= 1912 Ilkeston by-election =

United Kingdom Parliamentary Election

The 1912 Ilkeston by-election was a Parliamentary by-election held on 1 July 1912. The constituency returned one Member of Parliament (MP) to the House of Commons of the United Kingdom, elected by the first past the post voting system.

==Vacancy==

Jack Seely had been Liberal MP for the seat of Ilkeston since the 1910 Ilkeston by-election. In 1912, he was promoted to the Cabinet and appointed Secretary of State for War and required to seek re-election.

==Electoral history==

General election December 1910: Ilkeston Electorate 19,467
| Party |  | Candidate | Votes | % | ±% |
|---|---|---|---|---|---|
|  | Liberal | J. E. B. Seely | 9,990 | 62.7 | +2.9 |
|  | Conservative | William Marshall Freeman | 5,946 | 37.3 | −2.9 |
| Majority |  |  | 4,044 | 25.4 | +5.8 |
| Turnout |  |  | 15,936 | 81.9 | −5.8 |
|  | Liberal hold |  | Swing | +2.9 |  |

==Candidates==
- Seely was elected Member of Parliament for the Isle of Wight in 1900, as a Unionist. He crossed the floor to join the Liberal Party in 1904. He was returned as a Liberal for Liverpool Abercromby in 1906 but was defeated in January 1910. He was quickly found a new seat at Ilkeston shortly after. He served as Under-Secretary of State for the Colonies under H. H. Asquith between 1908 and 1911, as Under-Secretary of State for War from 1911 to 1912, and became a member of the Privy Council in 1909.
- William Marshall Freeman, who had contested the election here as Conservative candidate in December 1910 was re-adopted as Conservative candidate.
- The Independent Labour Party considered running John Thomas White as candidate but the national Labour Party leadership did not wish to see Seely opposed.

==Campaign==
Polling Day was set for 1 July 1912.

==Result==
Despite the mid-term unpopularity of the Liberal Government, Seely was re-elected, albeit with a much reduced majority.
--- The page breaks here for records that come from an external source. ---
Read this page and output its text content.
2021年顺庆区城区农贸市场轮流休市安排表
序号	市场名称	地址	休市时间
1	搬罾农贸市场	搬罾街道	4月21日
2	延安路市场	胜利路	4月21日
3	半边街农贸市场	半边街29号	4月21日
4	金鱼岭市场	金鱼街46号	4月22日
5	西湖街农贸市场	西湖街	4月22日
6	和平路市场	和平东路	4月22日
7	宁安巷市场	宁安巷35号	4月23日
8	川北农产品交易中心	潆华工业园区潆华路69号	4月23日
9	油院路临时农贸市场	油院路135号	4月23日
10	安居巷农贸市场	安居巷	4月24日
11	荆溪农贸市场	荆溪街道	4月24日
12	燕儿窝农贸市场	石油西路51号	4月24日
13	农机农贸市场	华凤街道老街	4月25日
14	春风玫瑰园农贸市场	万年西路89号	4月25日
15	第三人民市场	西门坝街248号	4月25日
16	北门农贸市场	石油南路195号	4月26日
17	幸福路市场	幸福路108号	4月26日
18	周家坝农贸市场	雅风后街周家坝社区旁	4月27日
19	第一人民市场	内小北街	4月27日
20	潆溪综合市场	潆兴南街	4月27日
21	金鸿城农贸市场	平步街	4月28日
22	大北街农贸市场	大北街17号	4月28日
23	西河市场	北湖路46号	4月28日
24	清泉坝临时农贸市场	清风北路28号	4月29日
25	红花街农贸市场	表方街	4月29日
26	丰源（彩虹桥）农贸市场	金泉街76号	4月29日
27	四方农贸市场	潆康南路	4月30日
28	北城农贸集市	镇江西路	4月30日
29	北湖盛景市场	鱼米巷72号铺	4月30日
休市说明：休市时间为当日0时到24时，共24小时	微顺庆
1912 Ilkeston by-election Electorate 20,670
| Party |  | Candidate | Votes | % | ±% |
|---|---|---|---|---|---|
|  | Liberal | J. E. B. Seely | 9,049 | 53.6 | −9.1 |
|  | Unionist | William Marshall Freeman | 7,838 | 46.4 | +9.1 |
| Majority |  |  | 1,211 | 7.2 | −18.2 |
| Turnout |  |  | 16,887 | 81.7 | −0.2 |
|  | Liberal hold |  | Swing | -9.1 |  |

==Aftermath==
A General Election was due to take place by the end of 1915. By the autumn of 1914, the following candidates had been adopted to contest that election.
- Liberal: Jack Seely
- Unionist: William Marshall Freeman
- The Labour Party chose not to run a candidate when the National Union of Railwaymen chose to endorse Seely.
Due to the outbreak of war, the election never took place. When an election did finally take place after the war, Seely was again re-elected.

General election 1918: Ilkeston Electorate 28,896
| Party |  | Candidate | Votes | % | ±% |
|---|---|---|---|---|---|
|  | Liberal | J. E. B. Seely | 9,660 | 54.8 | +1.2 |
|  | Labour | George Oliver | 7,962 | 45.2 | New |
| Majority |  |  | 1,698 | 9.6 | +2.4 |
| Turnout |  |  | 17,622 | 61.0 | −19.3 |
|  | Liberal hold |  | Swing |  |  |

Seely was endorsed by the Coalition Government. The local Unionists felt obliged to support Seely, however at the following general election in 1922 Freeman was once more their candidate but he finished third.